Friday, October 21, 2011
Bangladesh Criminalizing Homelessness!
Category: People PowerWhat does life on the street look like to those sitting in large halls and fed treats on government expenses? Maybe not more than an empty can that can be kicked with feet or squashed under car tires. If that weren’t the case, what else can explain the new legislation approved by the parliament of Bangladesh that risks the safety and wellbeing of 7 million homeless Bangladeshi People?
Called “Vagrants and Shelterless Persons Act 2011”, the law was passed by the parliament on August 25, 2011, and under this new act, police and judicial officers will be authorized to capture and detain suspected “vagrants” for up to 2 years in rehabilitation centers. If they break this confinement, they will be sent to jail for up to three months.

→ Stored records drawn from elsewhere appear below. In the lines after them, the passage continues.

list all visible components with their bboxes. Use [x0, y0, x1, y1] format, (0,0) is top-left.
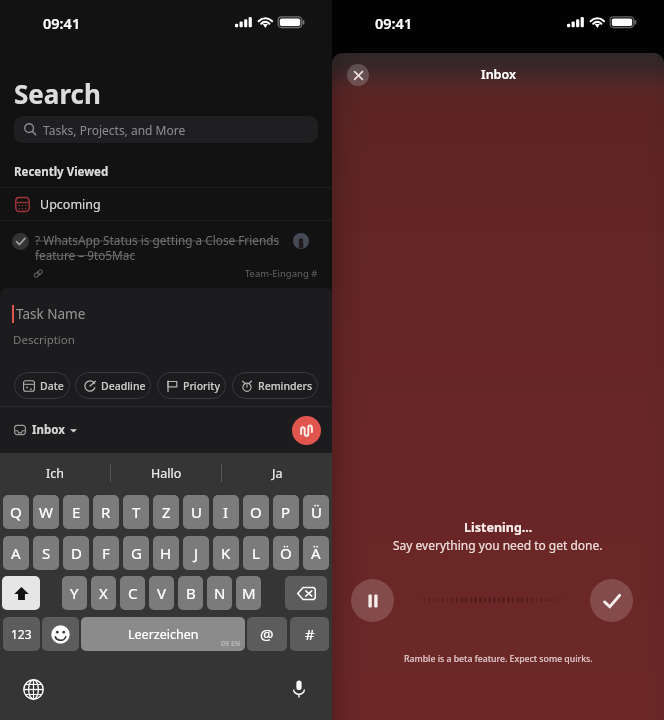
button[interactable]: R [93, 495, 119, 529]
button[interactable]: Record voice task [292, 416, 321, 445]
staticText: Recently Viewed [14, 164, 109, 180]
staticText: Description [13, 332, 75, 348]
staticText: I [223, 502, 229, 522]
button[interactable]: Reminders [232, 372, 318, 399]
button[interactable]: Done [590, 579, 633, 622]
button[interactable]: V [149, 576, 174, 610]
button[interactable]: A [3, 536, 29, 570]
button[interactable]: Close [347, 64, 369, 86]
staticText: Ö [280, 543, 292, 563]
staticText: Y [70, 583, 79, 603]
staticText: Ä [311, 543, 321, 563]
button[interactable]: Ü [303, 495, 329, 529]
staticText: O [250, 502, 262, 522]
staticText: 09:41 [375, 13, 413, 33]
staticText: L [252, 543, 260, 563]
staticText: V [157, 583, 167, 603]
button[interactable]: C [120, 576, 145, 610]
button[interactable]: X [91, 576, 116, 610]
button[interactable]: Ja [222, 453, 332, 493]
button[interactable]: F [93, 536, 119, 570]
staticText: ? WhatsApp Status is getting a Close Fri… [35, 232, 291, 263]
staticText: Upcoming [40, 196, 101, 213]
staticText: P [281, 502, 291, 522]
staticText: Search [14, 76, 101, 111]
staticText: Inbox [32, 422, 65, 438]
button[interactable]: Priority [157, 372, 226, 399]
button[interactable]: Deadline [75, 372, 151, 399]
staticText: # [305, 624, 315, 644]
staticText: @ [260, 624, 274, 644]
staticText: Q [10, 502, 22, 522]
button[interactable]: Tasks, Projects, and More [14, 116, 318, 143]
staticText: Tasks, Projects, and More [43, 122, 186, 138]
staticText: R [101, 502, 111, 522]
button[interactable]: Leerzeichen [81, 617, 245, 651]
button[interactable]: O [243, 495, 269, 529]
staticText: Deadline [101, 379, 146, 393]
button[interactable]: Shift [2, 576, 40, 610]
button[interactable]: K [213, 536, 239, 570]
staticText: Task Name [16, 305, 86, 323]
button[interactable]: U [183, 495, 209, 529]
staticText: M [242, 583, 256, 603]
staticText: Z [162, 502, 171, 522]
button[interactable]: Ö [273, 536, 299, 570]
staticText: Date [40, 379, 64, 393]
staticText: Ü [311, 502, 322, 522]
button[interactable]: H [153, 536, 179, 570]
button[interactable]: D [63, 536, 89, 570]
button[interactable]: # [290, 617, 329, 651]
button[interactable]: I [213, 495, 239, 529]
button[interactable]: Inbox [0, 422, 83, 438]
staticText: H [160, 543, 172, 563]
button[interactable]: Q [3, 495, 29, 529]
staticText: Listening... [464, 519, 533, 536]
staticText: Priority [183, 379, 220, 393]
staticText: K [221, 543, 231, 563]
button[interactable]: E [63, 495, 89, 529]
button[interactable]: B [178, 576, 203, 610]
staticText: W [39, 502, 53, 522]
button[interactable]: J [183, 536, 209, 570]
staticText: Say everything you need to get done. [393, 537, 603, 553]
staticText: F [102, 543, 110, 563]
button[interactable]: M [236, 576, 261, 610]
button[interactable]: Pause [351, 579, 394, 622]
button[interactable]: W [33, 495, 59, 529]
button[interactable]: Y [62, 576, 87, 610]
button[interactable]: P [273, 495, 299, 529]
button[interactable]: Backspace [285, 576, 327, 610]
button[interactable]: T [123, 495, 149, 529]
button[interactable]: S [33, 536, 59, 570]
staticText: X [99, 583, 108, 603]
button[interactable]: N [207, 576, 232, 610]
button[interactable]: Upcoming [0, 188, 332, 220]
staticText: Team-Eingang # [245, 267, 318, 280]
button[interactable]: @ [247, 617, 287, 651]
staticText: G [131, 543, 142, 563]
button[interactable]: Ä [303, 536, 329, 570]
staticText: B [186, 583, 196, 603]
button[interactable]: Hallo [111, 453, 221, 493]
button[interactable]: Change keyboard language [19, 675, 47, 703]
button[interactable]: Ich [0, 453, 110, 493]
button[interactable]: L [243, 536, 269, 570]
staticText: S [42, 543, 51, 563]
staticText: DE EN [221, 639, 241, 648]
button[interactable]: Date [14, 372, 70, 399]
staticText: E [72, 502, 81, 522]
button[interactable]: ? WhatsApp Status is getting a Close Fri… [0, 221, 332, 288]
staticText: Ja [272, 465, 283, 482]
staticText: U [191, 502, 202, 522]
button[interactable]: Emoji [42, 617, 79, 651]
button[interactable]: Z [153, 495, 179, 529]
staticText: D [71, 543, 82, 563]
button[interactable]: Voice input [285, 675, 313, 703]
staticText: Ramble is a beta feature. Expect some qu… [404, 653, 593, 665]
staticText: 123 [11, 626, 32, 642]
staticText: Hallo [151, 465, 182, 482]
button[interactable]: 123 [3, 617, 40, 651]
button[interactable]: G [123, 536, 149, 570]
staticText: T [132, 502, 141, 522]
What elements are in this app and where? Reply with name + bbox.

Tossing the term “vagrant” for the homeless is not surprising as targets of prejudice are labeled a derogatory term before making them pay for no crime committed, except poverty and helplessness. Thus, criminalizing the homeless is nothing new; yet, it is as deplorable as ever. The new law comes in the face of the fact that in the names of rehabilitation, the confined homeless people are subjected to physical and sexual abuse at the hands of management in these rehabilitation centers, as informs The Daily Star.
What is also dehumanizing is that the proposed new rehab shelters will be built with government funds but operated with the money earned by the homeless confined therein—a kind of legalized form of slavery. The National Human Rights Commission (NHRC) of the country has expressed their concern over the new law and it means to urge on the government for reconsidering it. Human rights organizations in general have called the law a violation of the right to live, human dignity, and personal freedom.
As Jay S. Levy, author the book Homeless Narratives & Pretreatment Pathways, said in an interview, homeless people frequently suffer violence and many of them avoid shelter for the fear of threat to their safety that comes with moving into a shelter. The most brutal case of the persecution of the homeless recently made news with the killing of Thomas Kelly, a homeless and mentally ill man, at the hands of Fullerton police in California. The cops beating and electrically stunning him to death on street now face murder charges. But that is in America. Will torture and abuse of the homeless in Bangladesh be noticed, let alone tried for crime? Not much likely!
Care2, meanwhile, has started a petition to demand of the Bangladeshi government for repealing the new legislation that is nothing but “radical violation of the rights of the poor!”